BATON ROUGE, La. (AP) — A computer services company announced Tuesday that it plans to open a new technology center in Bossier City, creating 800 new jobs and bolstering efforts to position northwest Louisiana as a center for cybersecurity work.
Computer Sciences Corporation will build its new facility — which will focus on cloud computing, cybersecurity and software development — at a research park in the region that also houses the Cyber Innovation Center, which is located next to Barksdale Air Force base and collaborates with Louisiana Tech University.
"Northwest Louisiana is going to become one of America's new technology hubs, enabling the region to attract technology partners of CSC as well as other technology companies attracted to the growing IT workforce here," Gov. Bobby Jindal said in a statement.
The Virginia-based company considered 134 locations before choosing the Bossier City site, where it expects to have a $39 million payroll by 2017.
"It's an ability to reach out and tap into a community that has a great work ethic, a great infrastructure and a great university system and bring those capabilities to our customers," Dave Zolet, CSC executive vice president and general manager, said in a statement.
The state will put at least $53 million into the project in expanded higher education offerings, construction and relocation costs, while also offering additional tax breaks for software development and high-paying jobs with benefits.
Jindal's office said the state will invest $14 million over 10 years into college programs to increase the number of computer science graduates. At least 65 percent of the dollars will be targeted to Louisiana Tech to help it quadruple the number of undergraduate degrees earned each year in computer fields.

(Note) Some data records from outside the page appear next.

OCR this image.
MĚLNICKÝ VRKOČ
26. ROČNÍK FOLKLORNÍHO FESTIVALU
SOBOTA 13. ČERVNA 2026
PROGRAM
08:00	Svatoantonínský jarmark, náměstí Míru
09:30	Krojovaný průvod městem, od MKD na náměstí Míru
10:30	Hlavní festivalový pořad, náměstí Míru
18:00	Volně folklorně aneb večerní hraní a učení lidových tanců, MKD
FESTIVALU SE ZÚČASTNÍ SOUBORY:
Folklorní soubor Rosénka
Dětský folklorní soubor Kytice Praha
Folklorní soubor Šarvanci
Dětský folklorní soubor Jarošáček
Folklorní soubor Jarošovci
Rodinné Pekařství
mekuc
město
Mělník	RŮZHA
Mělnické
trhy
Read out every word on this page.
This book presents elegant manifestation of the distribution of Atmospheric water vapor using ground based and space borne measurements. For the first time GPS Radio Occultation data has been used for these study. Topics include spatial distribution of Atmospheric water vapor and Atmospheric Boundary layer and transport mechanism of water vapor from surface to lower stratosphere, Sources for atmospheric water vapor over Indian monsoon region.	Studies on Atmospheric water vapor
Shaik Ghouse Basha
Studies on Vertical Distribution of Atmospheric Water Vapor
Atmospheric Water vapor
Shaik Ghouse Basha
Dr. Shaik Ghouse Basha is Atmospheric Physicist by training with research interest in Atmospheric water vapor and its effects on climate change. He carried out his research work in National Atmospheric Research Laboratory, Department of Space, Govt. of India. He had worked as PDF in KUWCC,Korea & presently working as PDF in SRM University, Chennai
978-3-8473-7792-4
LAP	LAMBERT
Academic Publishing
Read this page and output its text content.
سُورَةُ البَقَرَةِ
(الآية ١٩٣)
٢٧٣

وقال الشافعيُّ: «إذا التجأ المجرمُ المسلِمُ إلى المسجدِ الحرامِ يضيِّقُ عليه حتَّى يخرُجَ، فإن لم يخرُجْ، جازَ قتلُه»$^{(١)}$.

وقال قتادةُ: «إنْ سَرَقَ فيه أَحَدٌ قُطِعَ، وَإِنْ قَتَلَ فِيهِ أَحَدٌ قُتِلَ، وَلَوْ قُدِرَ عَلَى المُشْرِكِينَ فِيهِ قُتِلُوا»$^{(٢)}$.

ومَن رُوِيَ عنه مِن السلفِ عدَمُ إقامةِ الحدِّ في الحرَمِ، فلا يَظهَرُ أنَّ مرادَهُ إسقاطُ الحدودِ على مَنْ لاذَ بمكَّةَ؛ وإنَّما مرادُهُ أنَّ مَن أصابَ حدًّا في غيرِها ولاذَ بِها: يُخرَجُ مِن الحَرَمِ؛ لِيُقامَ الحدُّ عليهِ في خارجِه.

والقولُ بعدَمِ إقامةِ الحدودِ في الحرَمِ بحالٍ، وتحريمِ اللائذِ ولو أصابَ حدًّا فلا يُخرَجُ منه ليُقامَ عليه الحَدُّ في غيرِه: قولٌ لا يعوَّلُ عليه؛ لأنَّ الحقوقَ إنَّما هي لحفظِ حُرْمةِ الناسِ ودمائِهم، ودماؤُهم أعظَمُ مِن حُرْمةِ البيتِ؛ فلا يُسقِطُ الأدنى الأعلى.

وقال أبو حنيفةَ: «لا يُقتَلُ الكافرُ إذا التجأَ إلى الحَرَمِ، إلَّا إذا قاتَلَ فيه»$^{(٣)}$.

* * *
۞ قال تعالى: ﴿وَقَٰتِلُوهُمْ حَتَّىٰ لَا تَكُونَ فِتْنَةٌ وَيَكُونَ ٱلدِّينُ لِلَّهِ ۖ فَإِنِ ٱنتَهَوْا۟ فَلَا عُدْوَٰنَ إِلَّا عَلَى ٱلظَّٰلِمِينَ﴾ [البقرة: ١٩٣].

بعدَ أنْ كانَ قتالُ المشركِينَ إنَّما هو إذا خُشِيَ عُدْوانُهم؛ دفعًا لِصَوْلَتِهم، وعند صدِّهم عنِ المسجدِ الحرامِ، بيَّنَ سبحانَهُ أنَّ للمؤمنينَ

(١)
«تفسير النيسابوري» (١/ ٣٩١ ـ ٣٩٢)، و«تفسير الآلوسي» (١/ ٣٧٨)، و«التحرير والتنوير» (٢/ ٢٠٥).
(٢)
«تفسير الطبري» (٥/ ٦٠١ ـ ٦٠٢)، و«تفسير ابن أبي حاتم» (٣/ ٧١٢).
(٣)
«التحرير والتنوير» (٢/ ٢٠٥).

Louisiana also will give CSC a nearly $10 million grant for its relocation and recruitment expenses and will build the company's $29 million technology center.
Bossier Parish and city governments have agreed to chip in an additional $5 million each for infrastructure, such as power supplies. The building and infrastructure will be owned by the city and parish, according to Jindal's office.
The deal was praised by both of Louisiana's U.S. senators, Democrat Mary Landrieu and Republican David Vitter, who said the jobs created by the company will help keep college graduates in the state.
The company will move into a 40,000-square-foot temporary space, with construction on its permanent, 116,000-square-foot facility set to begin later this year and expected to wrap up in mid-2015.
Computer Sciences Corporation says it has 80,000 employees performing IT work in more than 70 countries.